Kitchen Kimono / Keikogi
Keikogi (稽古着 or 稽古衣?) or dōgi (道着) is a uniform for training, used in martial arts derived from Japan, or budō. (keiko means practice, gi means dress or clothes). The prototype for the modern keikogi emerged in the late 19th century. The keikogi was developed by judo founder Kanō Jigorō. Japanese martial arts historian Dave Lowry speculates Kano derived the uniform’s design from the uniforms of Japanese firefighter’s heavy hemp jackets called “hanten.” By 1920, the keikogi as it exists today was worn by Kano’s students for judo practice. The Kodokan (judo headquarters) has a photo taken in 1920 that shows Kano wearing a modern keikogi.
Until the 1920s, Okinawan karate practice was usually performed in everyday clothes. Given the social climate between the Japanese and Okinawans during this time, karate was seen as brutish compared to Japanese martial arts which had their roots in samurai culture, such as jujutsu. To help market karate to the Japanese, Gichin Funakoshi – the founder of Shotokan karate and the instructor responsible for importing karate to mainland Japan—adopted a uniform style similar to Kano’s design. Over time, Karate practitioners modified the keikogi for karate by lightening the weave of the fabric and adding strings to the inside of the jacket that are tied to keep the jacket neatly closed. The jacket is also held closed by the belt or obi.

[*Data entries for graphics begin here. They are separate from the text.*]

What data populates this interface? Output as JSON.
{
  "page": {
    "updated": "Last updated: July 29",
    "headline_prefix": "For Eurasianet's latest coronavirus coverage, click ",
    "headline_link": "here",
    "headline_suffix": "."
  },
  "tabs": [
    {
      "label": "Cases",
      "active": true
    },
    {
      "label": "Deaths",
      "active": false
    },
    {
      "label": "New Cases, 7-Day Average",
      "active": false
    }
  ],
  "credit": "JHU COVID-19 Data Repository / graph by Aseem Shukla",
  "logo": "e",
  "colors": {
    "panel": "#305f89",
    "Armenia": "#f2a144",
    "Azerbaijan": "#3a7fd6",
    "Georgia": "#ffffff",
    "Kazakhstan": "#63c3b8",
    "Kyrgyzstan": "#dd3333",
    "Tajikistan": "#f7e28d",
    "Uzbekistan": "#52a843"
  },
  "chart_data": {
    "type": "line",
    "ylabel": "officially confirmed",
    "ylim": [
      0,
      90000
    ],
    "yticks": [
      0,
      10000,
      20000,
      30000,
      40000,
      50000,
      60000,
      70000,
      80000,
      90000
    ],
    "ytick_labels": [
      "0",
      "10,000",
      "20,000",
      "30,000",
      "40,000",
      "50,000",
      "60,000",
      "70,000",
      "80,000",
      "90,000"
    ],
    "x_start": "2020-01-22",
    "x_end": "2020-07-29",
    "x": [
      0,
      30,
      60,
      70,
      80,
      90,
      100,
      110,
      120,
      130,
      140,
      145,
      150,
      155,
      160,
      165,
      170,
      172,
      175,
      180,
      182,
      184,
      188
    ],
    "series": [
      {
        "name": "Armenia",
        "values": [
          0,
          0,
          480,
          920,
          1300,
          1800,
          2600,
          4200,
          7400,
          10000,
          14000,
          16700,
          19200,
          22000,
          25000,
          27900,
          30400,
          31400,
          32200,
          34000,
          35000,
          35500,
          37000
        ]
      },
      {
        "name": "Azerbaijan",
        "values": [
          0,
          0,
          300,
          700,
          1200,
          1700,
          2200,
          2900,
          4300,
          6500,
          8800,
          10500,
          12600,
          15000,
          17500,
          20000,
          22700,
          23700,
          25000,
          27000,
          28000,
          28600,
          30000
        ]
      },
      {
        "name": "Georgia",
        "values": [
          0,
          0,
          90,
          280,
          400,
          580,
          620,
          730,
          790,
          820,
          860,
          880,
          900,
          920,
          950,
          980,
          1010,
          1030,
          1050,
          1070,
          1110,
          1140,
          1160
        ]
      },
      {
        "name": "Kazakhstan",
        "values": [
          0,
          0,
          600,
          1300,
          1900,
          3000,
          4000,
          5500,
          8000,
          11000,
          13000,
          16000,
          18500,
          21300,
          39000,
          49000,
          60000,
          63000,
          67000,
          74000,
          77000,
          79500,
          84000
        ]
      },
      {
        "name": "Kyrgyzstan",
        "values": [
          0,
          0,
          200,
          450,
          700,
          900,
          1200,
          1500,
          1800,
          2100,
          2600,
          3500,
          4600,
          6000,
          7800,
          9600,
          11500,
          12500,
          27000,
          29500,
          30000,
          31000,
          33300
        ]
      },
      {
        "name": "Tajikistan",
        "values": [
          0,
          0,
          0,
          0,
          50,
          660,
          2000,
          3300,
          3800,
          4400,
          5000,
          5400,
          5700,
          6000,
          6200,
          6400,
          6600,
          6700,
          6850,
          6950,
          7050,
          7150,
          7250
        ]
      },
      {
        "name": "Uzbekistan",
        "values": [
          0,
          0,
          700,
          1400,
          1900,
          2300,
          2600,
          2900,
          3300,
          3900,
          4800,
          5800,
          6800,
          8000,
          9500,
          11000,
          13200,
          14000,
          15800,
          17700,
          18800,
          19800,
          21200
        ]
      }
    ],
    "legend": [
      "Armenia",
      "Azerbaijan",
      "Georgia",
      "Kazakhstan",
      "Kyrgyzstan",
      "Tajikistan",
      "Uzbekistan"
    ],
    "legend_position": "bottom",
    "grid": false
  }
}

The top part of the keikogi is called the uwagi (uwa means “upper” and, again, “gi” means clothes). The pants of the keikogi are called shitabaki, which is the Japanese word for pants.
In modern times, one can find any color uniform. In competitive judo, one contestant wears a white uniform and his or her opponent wears a blue one. However, traditionally, the keikogi was white.
In English, the term keikogi is sometimes referred to simply as the gi, which would be an incorrect use of the word in Japanese. Often keiko is replaced with the name of the Japanese martial art being practiced.